Did you know that Elixir Supervisors will stop trying to restart a child process if they detect something has gone haywire in the child?
They do!
This leads to the next question, how do they know when a child process is a lost cause?
Supervisor Intensity!
What is it?
The intensity setting of a Supervisor is how many failures it can tolerate from a child process within a certain period of time. If more failures are recorded, then the Supervisor stops all child processes and fails itself.
The intensity and period are optional settings that can be set in Elixir like so
opts = [..., max_restarts: 3, max_seconds: 5]
Supervisor.start_link(children, opts)
Note that I have used the values that Elixir currently defaults to, 3 failures over a 5 second period.
When Do You Run Into This?
I figured this out when stepping through a nice bug. At the top of one of my child processes I had this line
def start_link(port: port, dispatch: dispatch) do
{:ok, socket} = :gen_tcp.listen(port, active: false, packet: :http_bin, reuseaddr: true) do
...
I was crashing the process on purpose and subsequently the entire app would shutdown. This confused me, because shouldn't the Supervisor restart the process?
This issue was that :gen_tcp.listen
returns an error if the port is already in use by another socket.
So after the first time, this module throws an error on the first line of start_link
. The Supervisor very quickly tries and fails three times on that same bug and the Supervisor is shut down.
Why Do Supervisors Do This?
In short it is to prevent infinite loops of processes trying to be restarted over and over.
However note that the Supervisor does not just stop trying to restart the child.
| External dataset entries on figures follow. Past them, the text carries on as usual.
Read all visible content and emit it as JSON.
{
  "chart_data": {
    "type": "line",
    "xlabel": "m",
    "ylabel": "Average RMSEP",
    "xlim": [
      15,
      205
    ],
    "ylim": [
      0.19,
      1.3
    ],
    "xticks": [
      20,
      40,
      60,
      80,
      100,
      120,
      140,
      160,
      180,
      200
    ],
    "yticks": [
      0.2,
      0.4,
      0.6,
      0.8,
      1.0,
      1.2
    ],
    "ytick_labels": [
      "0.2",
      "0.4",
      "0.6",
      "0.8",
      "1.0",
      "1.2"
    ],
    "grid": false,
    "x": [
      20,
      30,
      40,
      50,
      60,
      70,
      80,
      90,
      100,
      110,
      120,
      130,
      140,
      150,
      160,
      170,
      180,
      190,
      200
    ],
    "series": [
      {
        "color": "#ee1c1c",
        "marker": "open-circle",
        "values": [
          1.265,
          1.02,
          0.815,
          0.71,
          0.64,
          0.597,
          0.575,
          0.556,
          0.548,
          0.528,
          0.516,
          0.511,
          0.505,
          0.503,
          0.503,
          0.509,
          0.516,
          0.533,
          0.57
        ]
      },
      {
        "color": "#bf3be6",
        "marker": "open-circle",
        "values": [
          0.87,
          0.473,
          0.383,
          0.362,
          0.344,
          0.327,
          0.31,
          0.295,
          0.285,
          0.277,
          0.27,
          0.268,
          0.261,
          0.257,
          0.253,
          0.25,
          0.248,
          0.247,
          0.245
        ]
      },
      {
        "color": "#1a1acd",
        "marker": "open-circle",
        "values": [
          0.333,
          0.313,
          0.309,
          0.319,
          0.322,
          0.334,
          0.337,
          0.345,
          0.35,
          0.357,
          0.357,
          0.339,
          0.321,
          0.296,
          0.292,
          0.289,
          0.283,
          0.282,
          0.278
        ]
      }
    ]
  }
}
If the intensity limits are surpassed the Supervisor shuts down itself.
Why?
It shuts down so that any possible Supervisor of that Supervisor can be notified that something wacky is going on and try to fix the issue. The original Supervisor already gave it its best effort and is now basically passing the issue up a level to ask for help.
Try at Home!
Here is a nice little module you can try out in your own app.
Drop this line into your Supervisor child start list
{FailTwoSeconds, []}
And add this module to your project
defmodule FailTwoSeconds do
def start_link([]) do
IO.inspect "New Process Starting"
pid = spawn_link(fn ->
Process.sleep(2000)
raise "Failing Now"
end)
{:ok, pid}
end
def child_spec(opts) do
%{
id: FailTwoSeconds,
start: {FailTwoSeconds, :start_link, [opts]},
}
end
end
We can see that the module exists just to start up, wait 2 seconds, and crash.
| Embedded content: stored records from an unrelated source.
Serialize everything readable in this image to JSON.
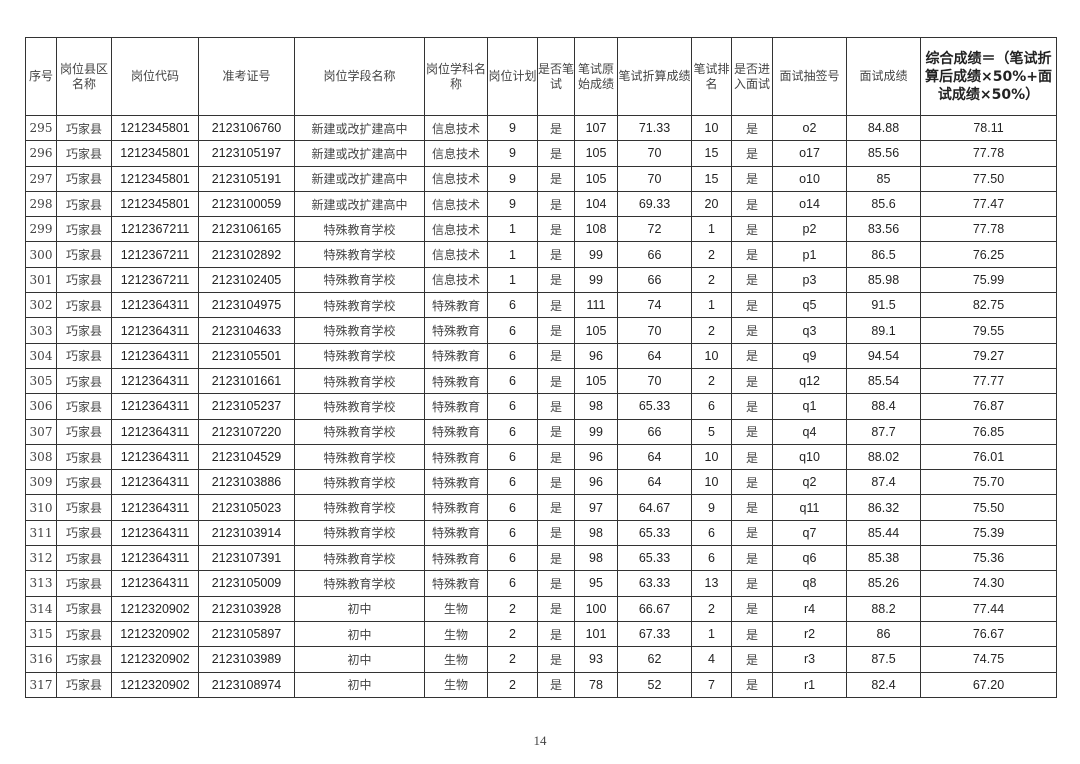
{
  "table": {
    "headers": [
      "序号",
      "岗位县区名称",
      "岗位代码",
      "准考证号",
      "岗位学段名称",
      "岗位学科名称",
      "岗位计划",
      "是否笔试",
      "笔试原始成绩",
      "笔试折算成绩",
      "笔试排名",
      "是否进入面试",
      "面试抽签号",
      "面试成绩",
      "综合成绩＝（笔试折算后成绩×50%+面试成绩×50%）"
    ],
    "rows": [
      [
        "295",
        "巧家县",
        "1212345801",
        "2123106760",
        "新建或改扩建高中",
        "信息技术",
        "9",
        "是",
        "107",
        "71.33",
        "10",
        "是",
        "o2",
        "84.88",
        "78.11"
      ],
      [
        "296",
        "巧家县",
        "1212345801",
        "2123105197",
        "新建或改扩建高中",
        "信息技术",
        "9",
        "是",
        "105",
        "70",
        "15",
        "是",
        "o17",
        "85.56",
        "77.78"
      ],
      [
        "297",
        "巧家县",
        "1212345801",
        "2123105191",
        "新建或改扩建高中",
        "信息技术",
        "9",
        "是",
        "105",
        "70",
        "15",
        "是",
        "o10",
        "85",
        "77.50"
      ],
      [
        "298",
        "巧家县",
        "1212345801",
        "2123100059",
        "新建或改扩建高中",
        "信息技术",
        "9",
        "是",
        "104",
        "69.33",
        "20",
        "是",
        "o14",
        "85.6",
        "77.47"
      ],
      [
        "299",
        "巧家县",
        "1212367211",
        "2123106165",
        "特殊教育学校",
        "信息技术",
        "1",
        "是",
        "108",
        "72",
        "1",
        "是",
        "p2",
        "83.56",
        "77.78"
      ],
      [
        "300",
        "巧家县",
        "1212367211",
        "2123102892",
        "特殊教育学校",
        "信息技术",
        "1",
        "是",
        "99",
        "66",
        "2",
        "是",
        "p1",
        "86.5",
        "76.25"
      ],
      [
        "301",
        "巧家县",
        "1212367211",
        "2123102405",
        "特殊教育学校",
        "信息技术",
        "1",
        "是",
        "99",
        "66",
        "2",
        "是",
        "p3",
        "85.98",
        "75.99"
      ],
      [
        "302",
        "巧家县",
        "1212364311",
        "2123104975",
        "特殊教育学校",
        "特殊教育",
        "6",
        "是",
        "111",
        "74",
        "1",
        "是",
        "q5",
        "91.5",
        "82.75"
      ],
      [
        "303",
        "巧家县",
        "1212364311",
        "2123104633",
        "特殊教育学校",
        "特殊教育",
        "6",
        "是",
        "105",
        "70",
        "2",
        "是",
        "q3",
        "89.1",
        "79.55"
      ],
      [
        "304",
        "巧家县",
        "1212364311",
        "2123105501",
        "特殊教育学校",
        "特殊教育",
        "6",
        "是",
        "96",
        "64",
        "10",
        "是",
        "q9",
        "94.54",
        "79.27"
      ],
      [
        "305",
        "巧家县",
        "1212364311",
        "2123101661",
        "特殊教育学校",
        "特殊教育",
        "6",
        "是",
        "105",
        "70",
        "2",
        "是",
        "q12",
        "85.54",
        "77.77"
      ],
      [
        "306",
        "巧家县",
        "1212364311",
        "2123105237",
        "特殊教育学校",
        "特殊教育",
        "6",
        "是",
        "98",
        "65.33",
        "6",
        "是",
        "q1",
        "88.4",
        "76.87"
      ],
      [
        "307",
        "巧家县",
        "1212364311",
        "2123107220",
        "特殊教育学校",
        "特殊教育",
        "6",
        "是",
        "99",
        "66",
        "5",
        "是",
        "q4",
        "87.7",
        "76.85"
      ],
      [
        "308",
        "巧家县",
        "1212364311",
        "2123104529",
        "特殊教育学校",
        "特殊教育",
        "6",
        "是",
        "96",
        "64",
        "10",
        "是",
        "q10",
        "88.02",
        "76.01"
      ],
      [
        "309",
        "巧家县",
        "1212364311",
        "2123103886",
        "特殊教育学校",
        "特殊教育",
        "6",
        "是",
        "96",
        "64",
        "10",
        "是",
        "q2",
        "87.4",
        "75.70"
      ],
      [
        "310",
        "巧家县",
        "1212364311",
        "2123105023",
        "特殊教育学校",
        "特殊教育",
        "6",
        "是",
        "97",
        "64.67",
        "9",
        "是",
        "q11",
        "86.32",
        "75.50"
      ],
      [
        "311",
        "巧家县",
        "1212364311",
        "2123103914",
        "特殊教育学校",
        "特殊教育",
        "6",
        "是",
        "98",
        "65.33",
        "6",
        "是",
        "q7",
        "85.44",
        "75.39"
      ],
      [
        "312",
        "巧家县",
        "1212364311",
        "2123107391",
        "特殊教育学校",
        "特殊教育",
        "6",
        "是",
        "98",
        "65.33",
        "6",
        "是",
        "q6",
        "85.38",
        "75.36"
      ],
      [
        "313",
        "巧家县",
        "1212364311",
        "2123105009",
        "特殊教育学校",
        "特殊教育",
        "6",
        "是",
        "95",
        "63.33",
        "13",
        "是",
        "q8",
        "85.26",
        "74.30"
      ],
      [
        "314",
        "巧家县",
        "1212320902",
        "2123103928",
        "初中",
        "生物",
        "2",
        "是",
        "100",
        "66.67",
        "2",
        "是",
        "r4",
        "88.2",
        "77.44"
      ],
      [
        "315",
        "巧家县",
        "1212320902",
        "2123105897",
        "初中",
        "生物",
        "2",
        "是",
        "101",
        "67.33",
        "1",
        "是",
        "r2",
        "86",
        "76.67"
      ],
      [
        "316",
        "巧家县",
        "1212320902",
        "2123103989",
        "初中",
        "生物",
        "2",
        "是",
        "93",
        "62",
        "4",
        "是",
        "r3",
        "87.5",
        "74.75"
      ],
      [
        "317",
        "巧家县",
        "1212320902",
        "2123108974",
        "初中",
        "生物",
        "2",
        "是",
        "78",
        "52",
        "7",
        "是",
        "r1",
        "82.4",
        "67.20"
      ]
    ]
  },
  "page_number": "14"
}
But crashing every 2 seconds is within the default intensity settings for Elixir. So this module will go on crashing and being restarted til the cows come home.
If you switch the sleep time to 1000
, then it will trip the Supervisor's intensity limits and the Supervisor will say "I've had too much!" and shutdown.
Thanks for reading and hope this saves you a headache one day!
Top comments (4)
Thanks for the article! So how did you eventually configured the supervisor for the tcp socket example? I guess it could happen hubdrefs of times per second, couldnt it?
For this failing example, within my server I was using
spawn_link(process_request_function)
, you can get a lot of added safety switching this tospawn(process_request_function)
.But I did figure out a way to restart the server safely for fun.
Right after the server starts, I save the socket in a Singleton Genserver.
Then on failure I close the socket and let the process fail.
It fails because it does not return an {:ok, pid} tuple.
Then next time the Supervisor restarts the process, it should succeed since there is no socket bound to the port.
Not the most robust, but it works for this toy example.
Thanks for the example. I remember sometimes the port is occupied for a longer time, I’ve seen this a couple of times even if no process actually uses it. There is just some delay until it’s freed by the os. So in that case it still would not help, Right?
I haven't used this hand made server very much, but what you are saying about the delay in closing the socket sounds like it could happen.
There may be a blocking command that I am unfamiliar with to check whether the port is free. Otherwise I would think of putting a sleep command in there to give the os time to free it.